Diese langen Mauern eilen so schnell aufeinander zu

"Ich möchte mich bei meinem Vorredner, H.P. Baxxter, bedanken. Auch ich werde häufig missverstanden und möchte auch mit einem Missverständnis anschließen.

Bevor ich meinen eigentlichen Vortrag beginne, möchte ich mich vorstellen, denn ich gehe davon aus, dass ich nicht allen bekannt bin.
Ich bin die Maus aus dem Werk "die kleine Fabel" von Franz Kafka.

Da dieses Werk erst nach dem Versterben Kafkas durch Max Brod veröffentlicht wurde, hatten alle Beteiligten und der Herausgeber  ursprünglich beschlossen, dass wir uns zu dem Werk und seinen Inhalten nicht weiter äußern werden.

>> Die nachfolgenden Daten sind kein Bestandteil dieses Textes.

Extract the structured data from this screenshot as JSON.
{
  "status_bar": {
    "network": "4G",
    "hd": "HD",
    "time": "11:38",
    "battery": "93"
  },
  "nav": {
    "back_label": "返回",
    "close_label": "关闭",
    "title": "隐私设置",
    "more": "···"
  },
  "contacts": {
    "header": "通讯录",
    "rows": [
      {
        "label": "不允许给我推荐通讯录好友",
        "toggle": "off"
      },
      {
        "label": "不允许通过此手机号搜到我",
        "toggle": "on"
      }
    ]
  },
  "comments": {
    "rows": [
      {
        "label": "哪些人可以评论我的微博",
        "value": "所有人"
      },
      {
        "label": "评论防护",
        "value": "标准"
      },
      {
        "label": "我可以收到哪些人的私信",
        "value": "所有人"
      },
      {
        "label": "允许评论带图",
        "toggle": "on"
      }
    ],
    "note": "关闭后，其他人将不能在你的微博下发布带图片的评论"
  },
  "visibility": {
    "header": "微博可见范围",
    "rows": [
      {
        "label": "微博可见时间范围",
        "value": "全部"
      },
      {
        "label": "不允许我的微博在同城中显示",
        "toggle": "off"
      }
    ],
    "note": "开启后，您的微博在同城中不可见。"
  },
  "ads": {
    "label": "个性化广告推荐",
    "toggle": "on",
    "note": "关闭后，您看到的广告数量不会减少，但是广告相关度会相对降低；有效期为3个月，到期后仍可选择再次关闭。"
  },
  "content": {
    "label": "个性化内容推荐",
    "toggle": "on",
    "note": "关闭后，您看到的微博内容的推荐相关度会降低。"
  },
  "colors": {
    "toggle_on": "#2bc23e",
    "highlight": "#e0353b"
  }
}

Ich komme aber nicht umher zu bemerken, dass dieses Stück im Allgemeinen falsch und im Speziellen heutzutage nicht bis zum Ende interpretiert wird.

Für diejenigen von Ihnen, denen das äußerst kurze Stück nicht mehr im Gedächtnis ist, möchte ich es zu erst einmal wiederholen, im originalen Wortlaut des Autoren:
„Ach“, sagte die Maus, „die Welt wird enger mit jedem Tag. Zuerst war sie so breit, daß ich Angst hatte, ich lief weiter und war glücklich, daß ich endlich rechts und links in der Ferne Mauern sah, aber diese langen Mauern eilen so schnell aufeinander zu, daß ich schon im letzten Zimmer bin, und dort im Winkel steht die Falle, in die ich laufe.“ – „Du mußt nur die Laufrichtung ändern“, sagte die Katze und fraß sie.

Zweifelsfrei geht es in der Fabel um die Konzepte der Freiheit und des Zwangs. Ich will Sie gar nicht mit den - vermutlich zu Genüge bekannten - Analysen dieses Werkes belasten, sondern direkt an dem Punkt einsteigen, der mich dazu gebracht hat, mein Schweigen zu brechen.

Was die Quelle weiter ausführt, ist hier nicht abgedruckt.